Eine Dramaturgie nicht von Akt zu Akt, sondern von Geschlechtsakt zu Geschlechtsakt aufzubauen konnte nur einem Wiener der Epoche Sigmund Freuds einfallen, oder umgekehrt: die Psychoanalyse nur einem Wiener Arzt zu Zeiten Arthur Schnitzlers. Weil Geschlechtsakte kurzweiliger, allermeist aber auch kürzer sind als Theater und das Schema damit besser zum Thema passt, enthalten beide Stücke, die mit ihrer Uraufführung bis ins Jahr 1920 verdrängte Vorlage von 1896/97 und Schwabs „Der reizende Reigen nach dem Reigen des reizenden Herrn Arthur Schnitzler“, gleich zehn Akte oder Szenen.
Wenn sich Schnitzlers „Reigen“ durch die ganze k.u.k. Gesellschaft mit ihrer lebenslustig-katholischen Sexualmoral nebst den repressiven Zügen zog, ist das dramaturgisch nicht so grundstürzend, wie uns der Programmzettel glauben machen möchte. Die strenge Struktur des Partnerwechsels ist trotz der gleichmäßigen Höhepunkte so zwingend wie das klassische Fünfaktschema (oder der erotische Briefroman „Gefährliche Liebschaften“ von Laclos). Nur das Ende wird gnadenlos zum szenischen Coitus interruptus und verläppert irgendwie, denn der Kleine Tod macht nur wohlig müde, nicht tragisch. Ansonsten kommen beide Stücke so mühelos durch alles Menschliche, wie auch jeder Mensch durch sechs Bekannte mit jedem anderen bekannt sein soll oder bloße zwanzig Handschläge zwischen Hundertjährigen und Säuglingen reichen, um von Jesus Christus bis Angela Merkel zu gelangen.
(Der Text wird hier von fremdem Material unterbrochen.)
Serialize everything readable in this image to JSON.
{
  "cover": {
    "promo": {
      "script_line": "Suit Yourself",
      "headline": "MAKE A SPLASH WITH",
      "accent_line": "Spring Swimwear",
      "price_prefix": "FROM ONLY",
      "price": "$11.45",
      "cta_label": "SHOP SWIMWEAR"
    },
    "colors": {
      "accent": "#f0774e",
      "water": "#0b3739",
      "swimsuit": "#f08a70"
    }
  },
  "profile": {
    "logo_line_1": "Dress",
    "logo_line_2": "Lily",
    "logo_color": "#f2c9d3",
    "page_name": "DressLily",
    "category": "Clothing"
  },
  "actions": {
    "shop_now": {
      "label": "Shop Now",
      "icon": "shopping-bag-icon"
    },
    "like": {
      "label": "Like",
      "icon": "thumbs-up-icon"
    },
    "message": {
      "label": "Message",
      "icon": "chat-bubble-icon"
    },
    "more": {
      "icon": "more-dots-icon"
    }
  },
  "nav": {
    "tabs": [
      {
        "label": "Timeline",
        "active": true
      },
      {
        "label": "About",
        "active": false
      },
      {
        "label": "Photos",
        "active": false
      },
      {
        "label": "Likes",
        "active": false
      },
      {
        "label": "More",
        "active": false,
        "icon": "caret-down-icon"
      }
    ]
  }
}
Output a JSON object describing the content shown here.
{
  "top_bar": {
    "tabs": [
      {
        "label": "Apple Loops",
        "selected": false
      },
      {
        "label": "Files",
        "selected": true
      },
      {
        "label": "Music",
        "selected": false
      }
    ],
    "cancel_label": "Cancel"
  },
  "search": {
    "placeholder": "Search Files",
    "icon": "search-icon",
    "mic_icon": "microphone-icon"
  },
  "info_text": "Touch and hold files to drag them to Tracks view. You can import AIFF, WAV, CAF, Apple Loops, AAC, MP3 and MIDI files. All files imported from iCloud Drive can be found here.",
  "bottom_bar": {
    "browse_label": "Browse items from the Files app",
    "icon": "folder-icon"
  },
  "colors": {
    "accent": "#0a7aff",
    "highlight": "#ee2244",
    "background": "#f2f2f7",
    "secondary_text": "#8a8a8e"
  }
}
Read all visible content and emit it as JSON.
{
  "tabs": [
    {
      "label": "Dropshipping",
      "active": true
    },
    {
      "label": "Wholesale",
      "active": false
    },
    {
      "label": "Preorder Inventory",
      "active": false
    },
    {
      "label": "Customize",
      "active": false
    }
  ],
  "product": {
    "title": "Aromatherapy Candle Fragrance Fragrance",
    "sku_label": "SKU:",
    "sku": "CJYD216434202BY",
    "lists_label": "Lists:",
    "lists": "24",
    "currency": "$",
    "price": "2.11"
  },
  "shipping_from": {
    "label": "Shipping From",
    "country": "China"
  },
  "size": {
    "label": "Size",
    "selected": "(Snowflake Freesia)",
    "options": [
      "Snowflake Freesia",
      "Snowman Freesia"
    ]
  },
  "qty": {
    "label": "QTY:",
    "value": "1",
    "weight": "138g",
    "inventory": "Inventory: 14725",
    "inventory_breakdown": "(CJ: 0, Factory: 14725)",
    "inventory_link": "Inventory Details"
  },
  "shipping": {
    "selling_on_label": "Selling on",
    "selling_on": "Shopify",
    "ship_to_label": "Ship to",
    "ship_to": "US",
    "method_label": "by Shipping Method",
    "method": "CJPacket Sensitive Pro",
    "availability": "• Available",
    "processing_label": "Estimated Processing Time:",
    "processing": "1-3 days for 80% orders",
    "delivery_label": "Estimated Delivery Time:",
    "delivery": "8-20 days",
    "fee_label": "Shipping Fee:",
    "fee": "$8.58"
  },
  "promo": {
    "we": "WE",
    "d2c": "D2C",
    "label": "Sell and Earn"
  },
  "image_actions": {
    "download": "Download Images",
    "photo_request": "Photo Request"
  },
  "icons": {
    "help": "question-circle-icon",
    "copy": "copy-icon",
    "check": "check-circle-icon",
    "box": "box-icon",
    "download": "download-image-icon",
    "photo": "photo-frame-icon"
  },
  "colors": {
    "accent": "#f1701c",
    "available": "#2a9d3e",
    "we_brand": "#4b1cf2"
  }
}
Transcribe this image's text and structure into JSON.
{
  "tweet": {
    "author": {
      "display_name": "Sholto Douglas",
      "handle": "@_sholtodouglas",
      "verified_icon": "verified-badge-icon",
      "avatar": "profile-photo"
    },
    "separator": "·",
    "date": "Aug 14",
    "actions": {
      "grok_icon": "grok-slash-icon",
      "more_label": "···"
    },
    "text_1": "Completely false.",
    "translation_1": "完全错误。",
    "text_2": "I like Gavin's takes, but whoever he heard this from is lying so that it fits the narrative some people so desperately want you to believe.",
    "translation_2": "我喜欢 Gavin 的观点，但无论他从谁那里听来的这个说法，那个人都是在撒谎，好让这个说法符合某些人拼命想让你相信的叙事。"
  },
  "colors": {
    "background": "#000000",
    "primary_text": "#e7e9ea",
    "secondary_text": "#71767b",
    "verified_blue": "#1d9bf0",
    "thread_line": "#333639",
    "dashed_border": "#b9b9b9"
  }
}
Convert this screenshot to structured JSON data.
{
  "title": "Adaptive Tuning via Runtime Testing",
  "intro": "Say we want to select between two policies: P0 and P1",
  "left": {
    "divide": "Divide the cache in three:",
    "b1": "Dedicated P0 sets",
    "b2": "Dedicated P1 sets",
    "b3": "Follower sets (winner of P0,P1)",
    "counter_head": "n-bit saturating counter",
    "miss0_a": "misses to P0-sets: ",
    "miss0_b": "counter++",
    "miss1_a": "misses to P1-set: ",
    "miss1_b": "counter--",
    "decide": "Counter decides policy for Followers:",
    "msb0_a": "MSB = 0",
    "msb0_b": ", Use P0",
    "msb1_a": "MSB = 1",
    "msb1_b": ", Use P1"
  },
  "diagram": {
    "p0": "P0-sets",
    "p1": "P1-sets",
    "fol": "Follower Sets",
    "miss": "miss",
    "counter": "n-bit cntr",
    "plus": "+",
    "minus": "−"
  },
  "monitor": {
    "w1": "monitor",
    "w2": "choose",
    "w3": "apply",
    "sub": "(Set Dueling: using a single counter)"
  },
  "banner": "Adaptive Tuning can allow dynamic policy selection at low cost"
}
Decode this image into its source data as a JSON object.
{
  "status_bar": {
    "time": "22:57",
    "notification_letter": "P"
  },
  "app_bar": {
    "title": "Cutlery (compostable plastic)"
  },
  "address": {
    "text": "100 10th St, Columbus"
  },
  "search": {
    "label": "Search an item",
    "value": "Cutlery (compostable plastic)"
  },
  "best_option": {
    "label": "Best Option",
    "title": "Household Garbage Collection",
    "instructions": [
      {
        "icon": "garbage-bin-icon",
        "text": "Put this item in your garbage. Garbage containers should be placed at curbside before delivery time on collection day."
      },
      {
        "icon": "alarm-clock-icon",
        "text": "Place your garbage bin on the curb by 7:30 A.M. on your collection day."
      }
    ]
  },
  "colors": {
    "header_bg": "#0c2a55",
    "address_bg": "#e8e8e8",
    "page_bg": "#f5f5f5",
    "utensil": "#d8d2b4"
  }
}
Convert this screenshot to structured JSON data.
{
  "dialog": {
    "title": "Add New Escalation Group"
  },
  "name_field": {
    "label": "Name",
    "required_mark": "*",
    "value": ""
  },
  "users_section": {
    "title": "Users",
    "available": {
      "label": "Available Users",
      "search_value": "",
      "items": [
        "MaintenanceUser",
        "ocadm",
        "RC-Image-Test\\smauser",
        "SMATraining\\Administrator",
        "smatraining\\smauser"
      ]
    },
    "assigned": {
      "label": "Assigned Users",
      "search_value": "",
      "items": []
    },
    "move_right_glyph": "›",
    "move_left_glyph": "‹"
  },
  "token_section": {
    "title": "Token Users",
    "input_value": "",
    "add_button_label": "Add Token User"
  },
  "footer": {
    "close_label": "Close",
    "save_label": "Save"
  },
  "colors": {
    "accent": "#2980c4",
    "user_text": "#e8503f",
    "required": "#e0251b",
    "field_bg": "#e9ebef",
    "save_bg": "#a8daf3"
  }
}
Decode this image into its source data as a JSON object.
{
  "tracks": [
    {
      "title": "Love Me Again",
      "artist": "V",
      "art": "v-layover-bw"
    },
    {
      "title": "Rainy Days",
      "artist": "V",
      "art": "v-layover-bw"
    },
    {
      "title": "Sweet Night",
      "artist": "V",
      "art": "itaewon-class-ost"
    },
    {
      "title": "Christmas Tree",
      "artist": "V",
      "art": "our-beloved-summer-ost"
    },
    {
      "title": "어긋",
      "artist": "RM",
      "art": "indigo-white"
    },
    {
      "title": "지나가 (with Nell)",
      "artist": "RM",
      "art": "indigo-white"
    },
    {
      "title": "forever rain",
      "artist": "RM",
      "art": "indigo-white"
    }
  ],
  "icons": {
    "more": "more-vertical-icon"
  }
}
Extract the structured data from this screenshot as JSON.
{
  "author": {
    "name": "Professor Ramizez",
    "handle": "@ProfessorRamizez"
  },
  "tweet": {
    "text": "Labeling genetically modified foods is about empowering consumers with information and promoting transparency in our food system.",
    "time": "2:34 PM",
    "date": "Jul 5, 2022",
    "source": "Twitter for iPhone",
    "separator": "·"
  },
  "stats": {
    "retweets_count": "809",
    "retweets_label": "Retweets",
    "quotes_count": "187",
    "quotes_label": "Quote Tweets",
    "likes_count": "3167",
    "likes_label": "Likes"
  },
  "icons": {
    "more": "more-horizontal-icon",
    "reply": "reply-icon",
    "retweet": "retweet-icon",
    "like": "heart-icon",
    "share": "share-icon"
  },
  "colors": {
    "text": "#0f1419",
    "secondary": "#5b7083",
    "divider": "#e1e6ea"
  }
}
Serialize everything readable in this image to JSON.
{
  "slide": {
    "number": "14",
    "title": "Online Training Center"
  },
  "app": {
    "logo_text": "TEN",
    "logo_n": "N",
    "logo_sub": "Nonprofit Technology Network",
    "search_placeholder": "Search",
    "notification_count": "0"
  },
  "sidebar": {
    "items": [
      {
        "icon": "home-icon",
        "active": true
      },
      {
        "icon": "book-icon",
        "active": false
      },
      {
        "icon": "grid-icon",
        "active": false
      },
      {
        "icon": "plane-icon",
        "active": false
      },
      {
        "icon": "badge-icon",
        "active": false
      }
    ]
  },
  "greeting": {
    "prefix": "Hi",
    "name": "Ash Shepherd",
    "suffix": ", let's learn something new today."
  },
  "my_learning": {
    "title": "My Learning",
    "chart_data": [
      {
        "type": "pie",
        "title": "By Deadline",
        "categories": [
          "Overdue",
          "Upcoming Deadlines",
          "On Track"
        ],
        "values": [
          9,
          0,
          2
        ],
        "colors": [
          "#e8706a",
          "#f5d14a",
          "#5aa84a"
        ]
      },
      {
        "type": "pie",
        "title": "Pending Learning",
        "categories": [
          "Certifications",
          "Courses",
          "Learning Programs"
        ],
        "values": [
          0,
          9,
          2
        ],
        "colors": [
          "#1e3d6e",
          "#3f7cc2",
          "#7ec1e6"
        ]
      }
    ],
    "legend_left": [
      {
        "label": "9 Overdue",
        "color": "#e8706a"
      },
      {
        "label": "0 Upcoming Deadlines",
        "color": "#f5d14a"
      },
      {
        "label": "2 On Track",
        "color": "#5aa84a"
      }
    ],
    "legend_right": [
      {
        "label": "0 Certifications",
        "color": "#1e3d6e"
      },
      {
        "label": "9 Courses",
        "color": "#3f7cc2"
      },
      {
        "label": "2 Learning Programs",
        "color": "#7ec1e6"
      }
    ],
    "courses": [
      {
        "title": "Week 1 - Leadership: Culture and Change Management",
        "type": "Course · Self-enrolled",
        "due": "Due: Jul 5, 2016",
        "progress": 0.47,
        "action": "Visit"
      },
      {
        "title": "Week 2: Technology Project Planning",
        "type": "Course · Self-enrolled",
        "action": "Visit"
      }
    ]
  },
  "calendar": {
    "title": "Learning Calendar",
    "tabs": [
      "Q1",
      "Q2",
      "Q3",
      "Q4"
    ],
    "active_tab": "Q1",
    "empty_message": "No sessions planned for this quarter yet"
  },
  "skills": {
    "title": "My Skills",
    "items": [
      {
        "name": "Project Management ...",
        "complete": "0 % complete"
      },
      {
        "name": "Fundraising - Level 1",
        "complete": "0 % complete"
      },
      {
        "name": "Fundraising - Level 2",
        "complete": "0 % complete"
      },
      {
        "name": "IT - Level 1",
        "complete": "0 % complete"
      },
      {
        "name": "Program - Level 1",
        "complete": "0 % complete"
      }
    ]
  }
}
„Für mich soll’s rote Rosen regnen“
In den Landungsbrücken genügen Eike Christian Schütz (Regie) zwei Schauspielerinnen und zwei Schauspieler mit je zwei oder drei Rollen, um durch das ganze Geschehen zu kommen: Jorien Gradenwitz als Friseuse und Sekretärin, Nele Hornburg als Hure, junge Frau und Schauspielerin, Stephan Müller als Angestellter, Ehemann und Abgeordneter sowie Christian Ihringer als Hausherr und Dichter. Martina Zirngasts Ausstattung besteht im Kern aus zwei gestapelten Matratzen, von deren Längsseiten dem Treiben zugeschaut wird, aus zeitlos charakterisierenden, fast durchweg realistischen Kostümen, ein wenig Requisite und aus Vorhängen gebastelten Ruheräumen zum Umziehen am Fußende, die unverbindlich Wohnungsinterieurs simulieren. Wechselnde Musik und Dunkel oder Halbdunkel trennen die Abschnitte, nur einmal ist die Musik („Für mich soll’s rote Rosen regnen“) mitten in die Szene verlagert. Schwabs Kunstsprache klang mit österreichischem Anhauch wohl realistischer als in der habsburgfreien Version von Schütz’ Akteuren, die mit Schwabs komischen Abstrakta immer leicht nach Oliver Jahn in „Ijon Tichy: Raumpilot“ klingen: „Das liegt an der Bestürzungsähnlichkeit zwischen Ihnen und meinem Freund...Klangschreck meinen Namen! ...Sie gehören der meinigen Vollmenschlichkeit an...“
So gerüstet, lenken sie besagte Akte samt der damit verbundenen Stöhnerei bevorzugt ins Drollige. Dies zum großen Amüsement der Zuschauer, die am schoflen Angestellten und der frecherweise unbezahlten Friseuse, dem aufgeblähten Philosophen mit dem Luftballon („Blas!!“), der Abwehr mimenden Ehebrecherin oder dem korrupten Politiker, der sich für seine Gunst zu beiderseitiger Zufriedenheit in Naturalien bezahlen lässt, Vergnügen finden. Eine nur mittelprächtige Regie gleichwohl, die sich von Schwabs Sprach- und Bildlust zwar infizieren lässt, ihr aber doch nur nachhechelt, statt auch auf mächtige eigene Findungen zu setzen.